One central feature of the presidency of Nayib Bukele is an attempt to set and control the narrative regarding the performance of his government.
The most recent example is a newly passed law which threatens prison sentences of up to 15 years for persons disseminating messages emanating from the gangs. In essence, the law threatens criminal penalties for any reporting which uses as a source someone connected with a gang, even if that reporting is completely truthful and exposes wrongdoing by the government.
The move, heavily criticized by journalists, human rights organizations, and US officials, effectively outlaws the type of reporting that has exposed an alleged pact between the Bukele administration and the country’s main gangs, with the latter purportedly reducing homicides in exchange for prison benefits for jailed leaders.

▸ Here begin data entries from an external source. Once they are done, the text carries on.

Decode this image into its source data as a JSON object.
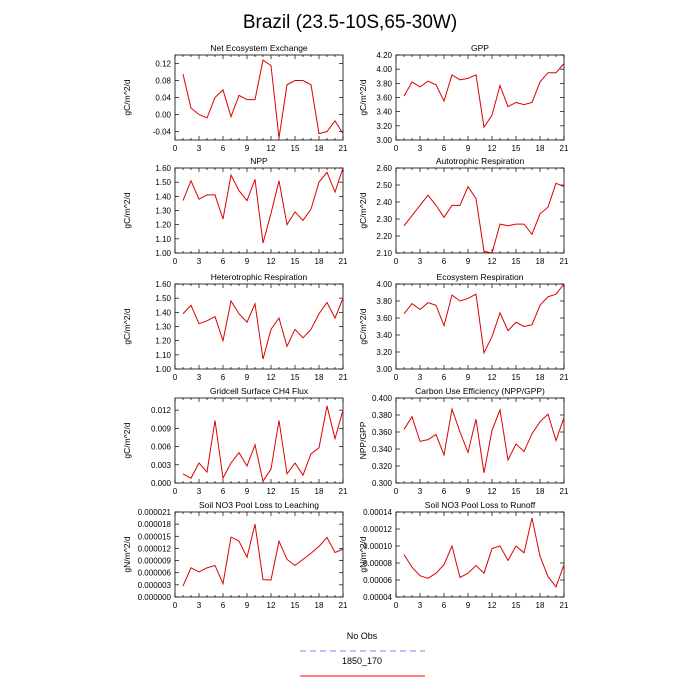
{
  "title": "Brazil (23.5-10S,65-30W)",
  "legend": {
    "items": [
      {
        "label": "No Obs",
        "color": "#8080ff",
        "style": "dashed"
      },
      {
        "label": "1850_170",
        "color": "#ff0000",
        "style": "solid"
      }
    ]
  },
  "colors": {
    "line": "#dd0000",
    "axis": "#000000"
  },
  "chart_data": [
    {
      "type": "line",
      "title": "Net Ecosystem Exchange",
      "ylabel": "gC/m^2/d",
      "xlim": [
        0,
        21
      ],
      "ylim": [
        -0.06,
        0.14
      ],
      "xticks": [
        0,
        3,
        6,
        9,
        12,
        15,
        18,
        21
      ],
      "yticks": [
        -0.04,
        0.0,
        0.04,
        0.08,
        0.12
      ],
      "ytick_labels": [
        "-0.04",
        "0.00",
        "0.04",
        "0.08",
        "0.12"
      ],
      "series": [
        {
          "x": [
            1,
            2,
            3,
            4,
            5,
            6,
            7,
            8,
            9,
            10,
            11,
            12,
            13,
            14,
            15,
            16,
            17,
            18,
            19,
            20,
            21
          ],
          "values": [
            0.095,
            0.015,
            0.0,
            -0.008,
            0.04,
            0.058,
            -0.005,
            0.045,
            0.035,
            0.035,
            0.128,
            0.115,
            -0.055,
            0.07,
            0.08,
            0.08,
            0.07,
            -0.045,
            -0.04,
            -0.015,
            -0.045
          ]
        }
      ]
    },
    {
      "type": "line",
      "title": "GPP",
      "ylabel": "gC/m^2/d",
      "xlim": [
        0,
        21
      ],
      "ylim": [
        3.0,
        4.2
      ],
      "xticks": [
        0,
        3,
        6,
        9,
        12,
        15,
        18,
        21
      ],
      "yticks": [
        3.0,
        3.2,
        3.4,
        3.6,
        3.8,
        4.0,
        4.2
      ],
      "ytick_labels": [
        "3.00",
        "3.20",
        "3.40",
        "3.60",
        "3.80",
        "4.00",
        "4.20"
      ],
      "series": [
        {
          "x": [
            1,
            2,
            3,
            4,
            5,
            6,
            7,
            8,
            9,
            10,
            11,
            12,
            13,
            14,
            15,
            16,
            17,
            18,
            19,
            20,
            21
          ],
          "values": [
            3.62,
            3.82,
            3.75,
            3.83,
            3.78,
            3.55,
            3.92,
            3.85,
            3.87,
            3.92,
            3.18,
            3.35,
            3.77,
            3.47,
            3.53,
            3.5,
            3.53,
            3.82,
            3.95,
            3.95,
            4.08
          ]
        }
      ]
    },
    {
      "type": "line",
      "title": "NPP",
      "ylabel": "gC/m^2/d",
      "xlim": [
        0,
        21
      ],
      "ylim": [
        1.0,
        1.6
      ],
      "xticks": [
        0,
        3,
        6,
        9,
        12,
        15,
        18,
        21
      ],
      "yticks": [
        1.0,
        1.1,
        1.2,
        1.3,
        1.4,
        1.5,
        1.6
      ],
      "ytick_labels": [
        "1.00",
        "1.10",
        "1.20",
        "1.30",
        "1.40",
        "1.50",
        "1.60"
      ],
      "series": [
        {
          "x": [
            1,
            2,
            3,
            4,
            5,
            6,
            7,
            8,
            9,
            10,
            11,
            12,
            13,
            14,
            15,
            16,
            17,
            18,
            19,
            20,
            21
          ],
          "values": [
            1.37,
            1.51,
            1.38,
            1.41,
            1.41,
            1.24,
            1.55,
            1.44,
            1.37,
            1.52,
            1.07,
            1.28,
            1.51,
            1.2,
            1.29,
            1.23,
            1.31,
            1.5,
            1.57,
            1.43,
            1.6
          ]
        }
      ]
    },
    {
      "type": "line",
      "title": "Autotrophic Respiration",
      "ylabel": "gC/m^2/d",
      "xlim": [
        0,
        21
      ],
      "ylim": [
        2.1,
        2.6
      ],
      "xticks": [
        0,
        3,
        6,
        9,
        12,
        15,
        18,
        21
      ],
      "yticks": [
        2.1,
        2.2,
        2.3,
        2.4,
        2.5,
        2.6
      ],
      "ytick_labels": [
        "2.10",
        "2.20",
        "2.30",
        "2.40",
        "2.50",
        "2.60"
      ],
      "series": [
        {
          "x": [
            1,
            2,
            3,
            4,
            5,
            6,
            7,
            8,
            9,
            10,
            11,
            12,
            13,
            14,
            15,
            16,
            17,
            18,
            19,
            20,
            21
          ],
          "values": [
            2.26,
            2.32,
            2.38,
            2.44,
            2.38,
            2.31,
            2.38,
            2.38,
            2.49,
            2.42,
            2.11,
            2.1,
            2.27,
            2.26,
            2.27,
            2.27,
            2.21,
            2.33,
            2.37,
            2.51,
            2.49
          ]
        }
      ]
    },
    {
      "type": "line",
      "title": "Heterotrophic Respiration",
      "ylabel": "gC/m^2/d",
      "xlim": [
        0,
        21
      ],
      "ylim": [
        1.0,
        1.6
      ],
      "xticks": [
        0,
        3,
        6,
        9,
        12,
        15,
        18,
        21
      ],
      "yticks": [
        1.0,
        1.1,
        1.2,
        1.3,
        1.4,
        1.5,
        1.6
      ],
      "ytick_labels": [
        "1.00",
        "1.10",
        "1.20",
        "1.30",
        "1.40",
        "1.50",
        "1.60"
      ],
      "series": [
        {
          "x": [
            1,
            2,
            3,
            4,
            5,
            6,
            7,
            8,
            9,
            10,
            11,
            12,
            13,
            14,
            15,
            16,
            17,
            18,
            19,
            20,
            21
          ],
          "values": [
            1.39,
            1.45,
            1.32,
            1.34,
            1.37,
            1.2,
            1.48,
            1.39,
            1.33,
            1.46,
            1.07,
            1.28,
            1.36,
            1.16,
            1.28,
            1.22,
            1.28,
            1.39,
            1.47,
            1.36,
            1.5
          ]
        }
      ]
    },
    {
      "type": "line",
      "title": "Ecosystem Respiration",
      "ylabel": "gC/m^2/d",
      "xlim": [
        0,
        21
      ],
      "ylim": [
        3.0,
        4.0
      ],
      "xticks": [
        0,
        3,
        6,
        9,
        12,
        15,
        18,
        21
      ],
      "yticks": [
        3.0,
        3.2,
        3.4,
        3.6,
        3.8,
        4.0
      ],
      "ytick_labels": [
        "3.00",
        "3.20",
        "3.40",
        "3.60",
        "3.80",
        "4.00"
      ],
      "series": [
        {
          "x": [
            1,
            2,
            3,
            4,
            5,
            6,
            7,
            8,
            9,
            10,
            11,
            12,
            13,
            14,
            15,
            16,
            17,
            18,
            19,
            20,
            21
          ],
          "values": [
            3.65,
            3.77,
            3.7,
            3.78,
            3.75,
            3.51,
            3.87,
            3.8,
            3.83,
            3.88,
            3.19,
            3.38,
            3.66,
            3.45,
            3.55,
            3.5,
            3.52,
            3.75,
            3.85,
            3.88,
            4.0
          ]
        }
      ]
    },
    {
      "type": "line",
      "title": "Gridcell Surface CH4 Flux",
      "ylabel": "gC/m^2/d",
      "xlim": [
        0,
        21
      ],
      "ylim": [
        0.0,
        0.014
      ],
      "xticks": [
        0,
        3,
        6,
        9,
        12,
        15,
        18,
        21
      ],
      "yticks": [
        0.0,
        0.003,
        0.006,
        0.009,
        0.012
      ],
      "ytick_labels": [
        "0.000",
        "0.003",
        "0.006",
        "0.009",
        "0.012"
      ],
      "series": [
        {
          "x": [
            1,
            2,
            3,
            4,
            5,
            6,
            7,
            8,
            9,
            10,
            11,
            12,
            13,
            14,
            15,
            16,
            17,
            18,
            19,
            20,
            21
          ],
          "values": [
            0.0015,
            0.0008,
            0.0033,
            0.0018,
            0.0103,
            0.0008,
            0.0033,
            0.005,
            0.0028,
            0.0063,
            0.0003,
            0.0023,
            0.0103,
            0.0015,
            0.0033,
            0.0013,
            0.0048,
            0.0058,
            0.0127,
            0.0073,
            0.012
          ]
        }
      ]
    },
    {
      "type": "line",
      "title": "Carbon Use Efficiency (NPP/GPP)",
      "ylabel": "NPP/GPP",
      "xlim": [
        0,
        21
      ],
      "ylim": [
        0.3,
        0.4
      ],
      "xticks": [
        0,
        3,
        6,
        9,
        12,
        15,
        18,
        21
      ],
      "yticks": [
        0.3,
        0.32,
        0.34,
        0.36,
        0.38,
        0.4
      ],
      "ytick_labels": [
        "0.300",
        "0.320",
        "0.340",
        "0.360",
        "0.380",
        "0.400"
      ],
      "series": [
        {
          "x": [
            1,
            2,
            3,
            4,
            5,
            6,
            7,
            8,
            9,
            10,
            11,
            12,
            13,
            14,
            15,
            16,
            17,
            18,
            19,
            20,
            21
          ],
          "values": [
            0.363,
            0.378,
            0.349,
            0.351,
            0.357,
            0.333,
            0.387,
            0.36,
            0.336,
            0.375,
            0.312,
            0.362,
            0.386,
            0.327,
            0.346,
            0.337,
            0.358,
            0.372,
            0.381,
            0.35,
            0.377
          ]
        }
      ]
    },
    {
      "type": "line",
      "title": "Soil NO3 Pool Loss to Leaching",
      "ylabel": "gN/m^2/d",
      "xlim": [
        0,
        21
      ],
      "ylim": [
        0.0,
        2.1e-05
      ],
      "xticks": [
        0,
        3,
        6,
        9,
        12,
        15,
        18,
        21
      ],
      "yticks": [
        0.0,
        3e-06,
        6e-06,
        9e-06,
        1.2e-05,
        1.5e-05,
        1.8e-05,
        2.1e-05
      ],
      "ytick_labels": [
        "0.000000",
        "0.000003",
        "0.000006",
        "0.000009",
        "0.000012",
        "0.000015",
        "0.000018",
        "0.000021"
      ],
      "series": [
        {
          "x": [
            1,
            2,
            3,
            4,
            5,
            6,
            7,
            8,
            9,
            10,
            11,
            12,
            13,
            14,
            15,
            16,
            17,
            18,
            19,
            20,
            21
          ],
          "values": [
            2.7e-06,
            7.2e-06,
            6.2e-06,
            7.2e-06,
            7.8e-06,
            3.3e-06,
            1.48e-05,
            1.38e-05,
            9.8e-06,
            1.8e-05,
            4.3e-06,
            4.2e-06,
            1.38e-05,
            9.3e-06,
            7.8e-06,
            9.3e-06,
            1.08e-05,
            1.25e-05,
            1.47e-05,
            1.1e-05,
            1.18e-05
          ]
        }
      ]
    },
    {
      "type": "line",
      "title": "Soil NO3 Pool Loss to Runoff",
      "ylabel": "gN/m^2/d",
      "xlim": [
        0,
        21
      ],
      "ylim": [
        4e-05,
        0.00014
      ],
      "xticks": [
        0,
        3,
        6,
        9,
        12,
        15,
        18,
        21
      ],
      "yticks": [
        4e-05,
        6e-05,
        8e-05,
        0.0001,
        0.00012,
        0.00014
      ],
      "ytick_labels": [
        "0.00004",
        "0.00006",
        "0.00008",
        "0.00010",
        "0.00012",
        "0.00014"
      ],
      "series": [
        {
          "x": [
            1,
            2,
            3,
            4,
            5,
            6,
            7,
            8,
            9,
            10,
            11,
            12,
            13,
            14,
            15,
            16,
            17,
            18,
            19,
            20,
            21
          ],
          "values": [
            9e-05,
            7.5e-05,
            6.5e-05,
            6.2e-05,
            6.8e-05,
            7.8e-05,
            0.0001,
            6.3e-05,
            6.8e-05,
            7.7e-05,
            6.8e-05,
            9.7e-05,
            0.0001,
            8.3e-05,
            0.0001,
            9.2e-05,
            0.000133,
            8.8e-05,
            6.4e-05,
            5.2e-05,
            7.8e-05
          ]
        }
      ]
    }
  ]
}
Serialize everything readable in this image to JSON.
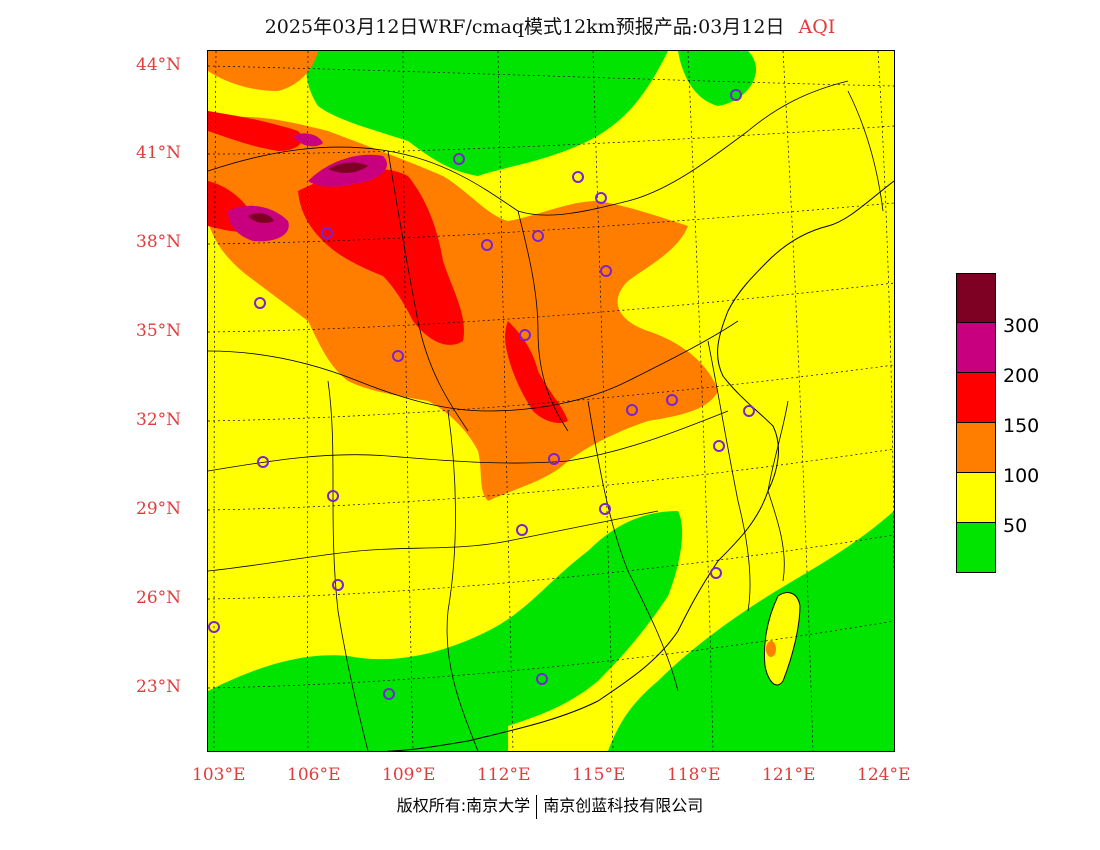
{
  "title": {
    "text": "2025年03月12日WRF/cmaq模式12km预报产品:03月12日",
    "variable": "AQI"
  },
  "map": {
    "latitude_labels": [
      "44°N",
      "41°N",
      "38°N",
      "35°N",
      "32°N",
      "29°N",
      "26°N",
      "23°N"
    ],
    "longitude_labels": [
      "103°E",
      "106°E",
      "109°E",
      "112°E",
      "115°E",
      "118°E",
      "121°E",
      "124°E"
    ],
    "colors": {
      "good": "#00e400",
      "moderate": "#ffff00",
      "sensitive": "#ff7e00",
      "unhealthy": "#ff0000",
      "very_unhealthy": "#c80080",
      "hazardous": "#7e0023",
      "station": "#7a22d6",
      "label": "#e23b3b"
    }
  },
  "legend": {
    "colors": [
      "#7e0023",
      "#c80080",
      "#ff0000",
      "#ff7e00",
      "#ffff00",
      "#00e400"
    ],
    "labels": [
      "300",
      "200",
      "150",
      "100",
      "50"
    ]
  },
  "copyright": {
    "left": "版权所有:南京大学",
    "right": "南京创蓝科技有限公司"
  }
}
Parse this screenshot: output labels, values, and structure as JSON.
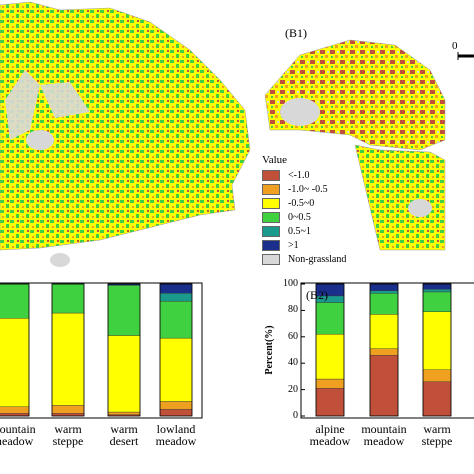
{
  "panel_b1": {
    "label": "(B1)",
    "scale_zero": "0"
  },
  "panel_b2": {
    "label": "(B2)"
  },
  "legend": {
    "title": "Value",
    "items": [
      {
        "label": "<-1.0",
        "color": "#c0503a"
      },
      {
        "label": "-1.0~ -0.5",
        "color": "#f0a020"
      },
      {
        "label": "-0.5~0",
        "color": "#ffff00"
      },
      {
        "label": "0~0.5",
        "color": "#3fd13f"
      },
      {
        "label": "0.5~1",
        "color": "#1a9a8c"
      },
      {
        "label": ">1",
        "color": "#1a2e8c"
      },
      {
        "label": "Non-grassland",
        "color": "#d8d8d8"
      }
    ]
  },
  "chart_data": [
    {
      "type": "bar",
      "stacked": true,
      "categories": [
        [
          "mountain",
          "meadow"
        ],
        [
          "warm",
          "steppe"
        ],
        [
          "warm",
          "desert"
        ],
        [
          "lowland",
          "meadow"
        ]
      ],
      "ylim": [
        0,
        100
      ],
      "series": [
        {
          "name": "<-1.0",
          "color": "#c0503a",
          "values": [
            2,
            2,
            1,
            5
          ]
        },
        {
          "name": "-1.0~ -0.5",
          "color": "#f0a020",
          "values": [
            5,
            6,
            2,
            6
          ]
        },
        {
          "name": "-0.5~0",
          "color": "#ffff00",
          "values": [
            67,
            70,
            58,
            48
          ]
        },
        {
          "name": "0~0.5",
          "color": "#3fd13f",
          "values": [
            26,
            22,
            38,
            28
          ]
        },
        {
          "name": "0.5~1",
          "color": "#1a9a8c",
          "values": [
            0,
            0,
            0,
            6
          ]
        },
        {
          "name": ">1",
          "color": "#1a2e8c",
          "values": [
            0,
            0,
            1,
            7
          ]
        }
      ]
    },
    {
      "type": "bar",
      "stacked": true,
      "ylabel": "Percent(%)",
      "yticks": [
        0,
        20,
        40,
        60,
        80,
        100
      ],
      "ylim": [
        0,
        100
      ],
      "categories": [
        [
          "alpine",
          "meadow"
        ],
        [
          "mountain",
          "meadow"
        ],
        [
          "warm",
          "steppe"
        ]
      ],
      "series": [
        {
          "name": "<-1.0",
          "color": "#c0503a",
          "values": [
            21,
            46,
            26
          ]
        },
        {
          "name": "-1.0~ -0.5",
          "color": "#f0a020",
          "values": [
            7,
            5,
            9
          ]
        },
        {
          "name": "-0.5~0",
          "color": "#ffff00",
          "values": [
            34,
            26,
            44
          ]
        },
        {
          "name": "0~0.5",
          "color": "#3fd13f",
          "values": [
            24,
            16,
            15
          ]
        },
        {
          "name": "0.5~1",
          "color": "#1a9a8c",
          "values": [
            5,
            2,
            2
          ]
        },
        {
          "name": ">1",
          "color": "#1a2e8c",
          "values": [
            9,
            5,
            4
          ]
        }
      ]
    }
  ]
}
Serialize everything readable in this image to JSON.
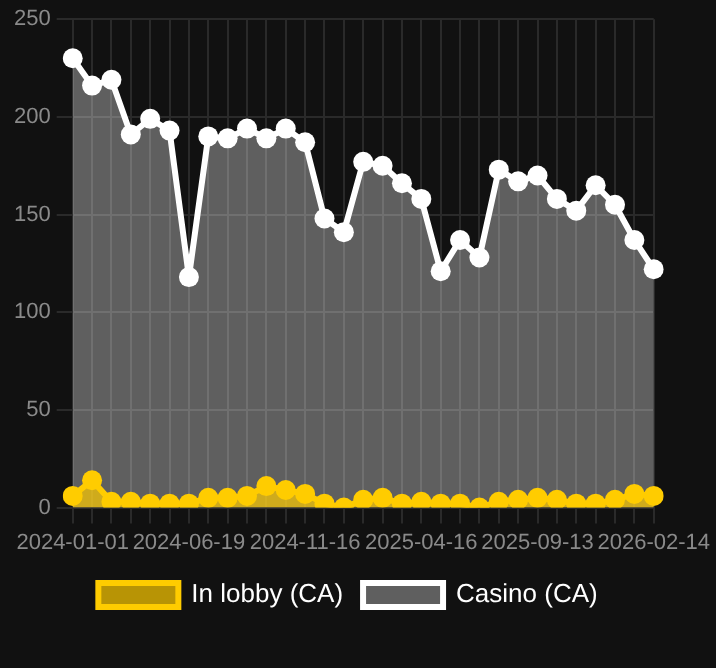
{
  "chart_data": {
    "type": "area",
    "categories": [
      "2024-01-01",
      null,
      null,
      null,
      null,
      null,
      "2024-06-19",
      null,
      null,
      null,
      null,
      null,
      "2024-11-16",
      null,
      null,
      null,
      null,
      null,
      "2025-04-16",
      null,
      null,
      null,
      null,
      null,
      "2025-09-13",
      null,
      null,
      null,
      null,
      null,
      "2026-02-14"
    ],
    "series": [
      {
        "name": "In lobby (CA)",
        "color": "#ffcc00",
        "values": [
          6,
          14,
          3,
          3,
          2,
          2,
          2,
          5,
          5,
          6,
          11,
          9,
          7,
          2,
          0,
          4,
          5,
          2,
          3,
          2,
          2,
          0,
          3,
          4,
          5,
          4,
          2,
          2,
          4,
          7,
          6
        ]
      },
      {
        "name": "Casino (CA)",
        "color": "#ffffff",
        "values": [
          230,
          216,
          219,
          191,
          199,
          193,
          118,
          190,
          189,
          194,
          189,
          194,
          187,
          148,
          141,
          177,
          175,
          166,
          158,
          121,
          137,
          128,
          173,
          167,
          170,
          158,
          152,
          165,
          155,
          137,
          122
        ]
      }
    ],
    "ylim": [
      0,
      250
    ],
    "yticks": [
      0,
      50,
      100,
      150,
      200,
      250
    ],
    "grid": true,
    "legend": "bottom",
    "marker": "circle"
  }
}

Bukele has repeatedly denied the existence of such a pact, instead touting his government’s hardline security policies for a steep reduction in homicides during his time in office.
Another example of chilling effects on the exercise of the free press was the recent report that Pegasus spy software had been found on the phones of more than 20 journalists at El Faro, as well as phones belonging to individuals at five other periodicals and three civil society groups. The Israeli defence company which created the software asserts Pegasus is only sold to government entities. The “chilling effect” here is obvious. Sources of information about government corruption and misdeeds are much less likely to talk to journalists if they know that same government has the ability and practice of infecting journalist phones to spy on their communications.
There is a further chilling effect when government leaders signal to their followers on social media that journalists should be the subject of online attacks and abuse. During the State of Exception, politicians from Nuevas Ideas and their allies have been implying that journalists are in league with the gangs if they report any criticisms from a human rights perspective.
Measures will not address underlying causes
Previous iron fist campaigns suggest the repressive security measures will do little to address the underlying causes of gang violence in El Salvador, rooted in poverty and social insecurity. The March killing spree was a sign the gangs can still wreak havoc with murders on demand, and there is little evidence to suggest hardline policies have succeeded in dislodging gangs from areas where their territorial control is so comprehensive that it allows them to usurp functions of the state.
Likewise, efforts to jail gang members en masse have previously backfired, with the gangs historically using prisons as centres for recruitment and headquarters coordinating illicit activities like extortion. Adding thousands of new inmates to the country’s already overcrowded jails is unlikely to improve the situation.